Add full support for fetch size in JPA #696

jborgers · 2025-01-14T20:18:10Z

As a Java performance tuner, I like to have full fetch size support in JPA, just like Hibernate API offers with:
Query setFetchSize(int fetchSize)

Obviously, for thousands of rows, fetching all in one round trip in stead of 10 at a time is much faster.

The current way with a hint is lousy and difficult to use. Gavin agrees that is sucks;-)

jborgers · 2025-01-14T21:14:30Z

In my Java performance trainings, I explain the working of jdbc fetch size. And people then ask: why is it so difficult in JPA? And I don't have an answer..

gavinking · 2025-01-14T21:40:58Z

Correct me if I'm wrong, but is it the case that essentially every JDBC driver except for Oracle defaults to retrieving all rows (which is typically the right thing for JPA), but that Oracle has an absurdly low default fetch size of 10?

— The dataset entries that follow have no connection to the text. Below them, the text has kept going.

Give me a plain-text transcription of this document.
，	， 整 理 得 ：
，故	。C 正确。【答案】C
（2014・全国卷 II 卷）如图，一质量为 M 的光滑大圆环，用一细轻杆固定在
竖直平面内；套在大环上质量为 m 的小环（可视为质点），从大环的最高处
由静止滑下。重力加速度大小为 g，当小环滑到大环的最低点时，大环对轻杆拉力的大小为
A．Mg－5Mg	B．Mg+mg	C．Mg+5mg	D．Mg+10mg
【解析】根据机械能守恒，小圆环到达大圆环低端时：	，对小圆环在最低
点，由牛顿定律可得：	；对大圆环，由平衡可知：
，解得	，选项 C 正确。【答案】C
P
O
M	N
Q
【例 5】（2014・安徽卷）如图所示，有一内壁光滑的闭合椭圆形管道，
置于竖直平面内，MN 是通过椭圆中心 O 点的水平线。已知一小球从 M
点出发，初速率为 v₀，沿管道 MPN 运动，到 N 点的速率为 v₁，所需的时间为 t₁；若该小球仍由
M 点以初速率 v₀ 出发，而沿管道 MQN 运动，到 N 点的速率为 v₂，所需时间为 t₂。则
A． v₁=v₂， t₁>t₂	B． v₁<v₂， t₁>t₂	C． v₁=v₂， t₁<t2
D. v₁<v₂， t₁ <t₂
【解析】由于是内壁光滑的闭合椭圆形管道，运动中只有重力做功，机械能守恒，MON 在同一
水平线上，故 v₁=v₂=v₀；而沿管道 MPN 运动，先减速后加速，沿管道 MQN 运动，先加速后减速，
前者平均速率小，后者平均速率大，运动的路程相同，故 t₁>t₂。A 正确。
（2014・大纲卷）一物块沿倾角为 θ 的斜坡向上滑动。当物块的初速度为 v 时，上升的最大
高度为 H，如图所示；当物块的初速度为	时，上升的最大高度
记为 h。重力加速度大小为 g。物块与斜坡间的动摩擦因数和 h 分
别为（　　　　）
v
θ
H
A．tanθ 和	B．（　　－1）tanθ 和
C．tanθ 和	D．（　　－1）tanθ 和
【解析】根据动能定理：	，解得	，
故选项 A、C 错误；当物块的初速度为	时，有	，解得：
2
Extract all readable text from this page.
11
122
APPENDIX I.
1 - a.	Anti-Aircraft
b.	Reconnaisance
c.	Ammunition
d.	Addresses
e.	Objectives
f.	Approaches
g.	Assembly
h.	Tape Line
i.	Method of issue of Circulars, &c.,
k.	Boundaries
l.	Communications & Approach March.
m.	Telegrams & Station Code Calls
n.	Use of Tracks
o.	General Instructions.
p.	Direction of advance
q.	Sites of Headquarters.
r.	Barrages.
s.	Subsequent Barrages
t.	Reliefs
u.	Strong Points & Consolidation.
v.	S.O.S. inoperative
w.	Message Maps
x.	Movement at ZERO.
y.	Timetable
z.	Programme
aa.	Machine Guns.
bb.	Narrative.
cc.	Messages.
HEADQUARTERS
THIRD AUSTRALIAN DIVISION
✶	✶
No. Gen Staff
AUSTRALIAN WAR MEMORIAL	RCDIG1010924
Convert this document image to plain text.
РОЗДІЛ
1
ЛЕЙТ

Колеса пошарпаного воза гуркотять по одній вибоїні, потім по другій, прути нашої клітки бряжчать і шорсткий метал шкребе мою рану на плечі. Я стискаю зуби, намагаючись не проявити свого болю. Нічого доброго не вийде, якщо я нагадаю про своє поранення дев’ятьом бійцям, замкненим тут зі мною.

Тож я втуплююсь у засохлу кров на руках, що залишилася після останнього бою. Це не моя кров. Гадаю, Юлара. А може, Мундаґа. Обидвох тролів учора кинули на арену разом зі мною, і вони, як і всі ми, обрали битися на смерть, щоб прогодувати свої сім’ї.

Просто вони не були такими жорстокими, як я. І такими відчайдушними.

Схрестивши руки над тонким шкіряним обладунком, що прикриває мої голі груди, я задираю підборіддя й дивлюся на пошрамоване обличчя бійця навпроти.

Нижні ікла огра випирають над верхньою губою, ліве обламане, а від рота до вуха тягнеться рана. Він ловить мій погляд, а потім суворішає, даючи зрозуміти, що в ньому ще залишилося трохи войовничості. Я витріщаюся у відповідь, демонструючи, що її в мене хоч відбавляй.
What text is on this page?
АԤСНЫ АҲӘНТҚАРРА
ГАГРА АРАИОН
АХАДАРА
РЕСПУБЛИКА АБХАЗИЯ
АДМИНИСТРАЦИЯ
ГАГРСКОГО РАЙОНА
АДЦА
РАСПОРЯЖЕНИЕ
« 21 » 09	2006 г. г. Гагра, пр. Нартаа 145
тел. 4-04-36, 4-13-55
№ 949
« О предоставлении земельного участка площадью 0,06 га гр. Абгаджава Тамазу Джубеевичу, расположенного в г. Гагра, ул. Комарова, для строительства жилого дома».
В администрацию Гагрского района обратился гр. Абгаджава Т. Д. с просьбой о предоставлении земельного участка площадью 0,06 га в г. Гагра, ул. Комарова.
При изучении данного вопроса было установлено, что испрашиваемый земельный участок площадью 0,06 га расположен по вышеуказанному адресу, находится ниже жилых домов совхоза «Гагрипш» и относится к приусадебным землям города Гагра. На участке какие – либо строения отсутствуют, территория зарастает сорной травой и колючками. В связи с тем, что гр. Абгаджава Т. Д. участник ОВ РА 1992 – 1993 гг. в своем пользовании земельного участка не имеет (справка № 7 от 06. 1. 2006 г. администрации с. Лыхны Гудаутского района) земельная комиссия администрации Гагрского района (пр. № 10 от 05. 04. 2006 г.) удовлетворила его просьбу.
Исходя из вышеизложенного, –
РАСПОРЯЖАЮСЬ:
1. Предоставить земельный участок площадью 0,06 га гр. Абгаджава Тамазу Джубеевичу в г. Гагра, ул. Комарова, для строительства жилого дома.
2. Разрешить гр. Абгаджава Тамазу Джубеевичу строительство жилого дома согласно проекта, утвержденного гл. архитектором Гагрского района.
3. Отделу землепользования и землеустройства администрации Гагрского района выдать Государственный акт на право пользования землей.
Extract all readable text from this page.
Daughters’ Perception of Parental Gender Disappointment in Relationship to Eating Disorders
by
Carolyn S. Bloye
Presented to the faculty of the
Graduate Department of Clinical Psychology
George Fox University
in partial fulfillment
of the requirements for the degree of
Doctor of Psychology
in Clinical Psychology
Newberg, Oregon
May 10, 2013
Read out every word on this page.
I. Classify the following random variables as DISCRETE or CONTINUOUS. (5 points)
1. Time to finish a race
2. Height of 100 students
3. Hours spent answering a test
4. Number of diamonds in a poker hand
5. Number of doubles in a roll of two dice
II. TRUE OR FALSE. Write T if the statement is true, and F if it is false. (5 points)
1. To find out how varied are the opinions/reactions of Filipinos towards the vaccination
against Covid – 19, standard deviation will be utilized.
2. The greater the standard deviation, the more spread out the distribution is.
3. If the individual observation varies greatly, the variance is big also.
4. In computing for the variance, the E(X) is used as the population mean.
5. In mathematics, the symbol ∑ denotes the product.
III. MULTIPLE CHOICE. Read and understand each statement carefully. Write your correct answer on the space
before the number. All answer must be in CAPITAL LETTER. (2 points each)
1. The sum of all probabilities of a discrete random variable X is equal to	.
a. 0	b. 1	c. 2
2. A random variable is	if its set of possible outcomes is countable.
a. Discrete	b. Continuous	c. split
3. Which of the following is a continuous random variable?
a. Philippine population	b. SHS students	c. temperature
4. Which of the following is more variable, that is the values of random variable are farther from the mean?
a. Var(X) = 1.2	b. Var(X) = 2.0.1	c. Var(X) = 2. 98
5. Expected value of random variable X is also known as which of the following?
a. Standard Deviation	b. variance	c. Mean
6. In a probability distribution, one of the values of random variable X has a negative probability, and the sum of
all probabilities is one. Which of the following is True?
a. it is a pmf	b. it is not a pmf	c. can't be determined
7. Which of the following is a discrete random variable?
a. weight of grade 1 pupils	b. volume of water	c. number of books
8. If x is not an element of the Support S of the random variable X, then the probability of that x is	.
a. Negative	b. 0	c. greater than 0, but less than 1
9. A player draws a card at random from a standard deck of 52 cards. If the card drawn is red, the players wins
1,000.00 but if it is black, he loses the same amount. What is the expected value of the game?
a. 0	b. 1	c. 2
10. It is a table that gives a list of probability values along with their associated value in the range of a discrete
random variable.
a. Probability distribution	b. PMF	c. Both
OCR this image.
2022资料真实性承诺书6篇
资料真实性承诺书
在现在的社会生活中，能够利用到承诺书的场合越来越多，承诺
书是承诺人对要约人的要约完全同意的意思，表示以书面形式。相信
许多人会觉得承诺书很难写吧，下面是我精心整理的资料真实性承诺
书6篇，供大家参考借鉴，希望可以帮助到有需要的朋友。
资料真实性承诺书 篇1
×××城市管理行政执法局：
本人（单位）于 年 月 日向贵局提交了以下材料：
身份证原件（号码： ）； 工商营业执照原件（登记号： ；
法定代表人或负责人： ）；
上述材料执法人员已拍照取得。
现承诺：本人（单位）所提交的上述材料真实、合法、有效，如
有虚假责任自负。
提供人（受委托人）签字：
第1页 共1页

gavinking · 2025-01-14T21:51:51Z

Oh, from my experiments it looks like SQL Server defaults to 128.

gavinking · 2025-01-15T08:51:59Z

And people then ask: why is it so difficult in JPA?

So I guess my question in return is: why doesn't it work to just set this globally using hibernate.jdbc.fetch_size or whatever the equivalent thing in EclipseLink is? I guess I would just set this once to a very large number and then I would not usually need to change it at the level of an individual Query.

jborgers · 2025-01-15T14:27:03Z

Good question. The thing is, in case you don't need all the result rows, you are over-allocating memory and over-fetching rows. And with that setting, you do that for all the queries in your app/service. Say, you do pagination by the user of 25 rows on a page, this can be implemented in Hibernate nicely and efficiently with:

Query q = session.getNamedQuery("yourQuery");
 q.setFirstResult(getOffset());
 q.setMaxResults(getResultsPerPage());
 q.setFetchSize(getResultsPerPage());
 return q.list();

This will be quick. In case of thousands of rows, and a very large fetch size, the first page will take much longer to load and unnecessarily with wasteful processing, in case the user just chooses to see one page.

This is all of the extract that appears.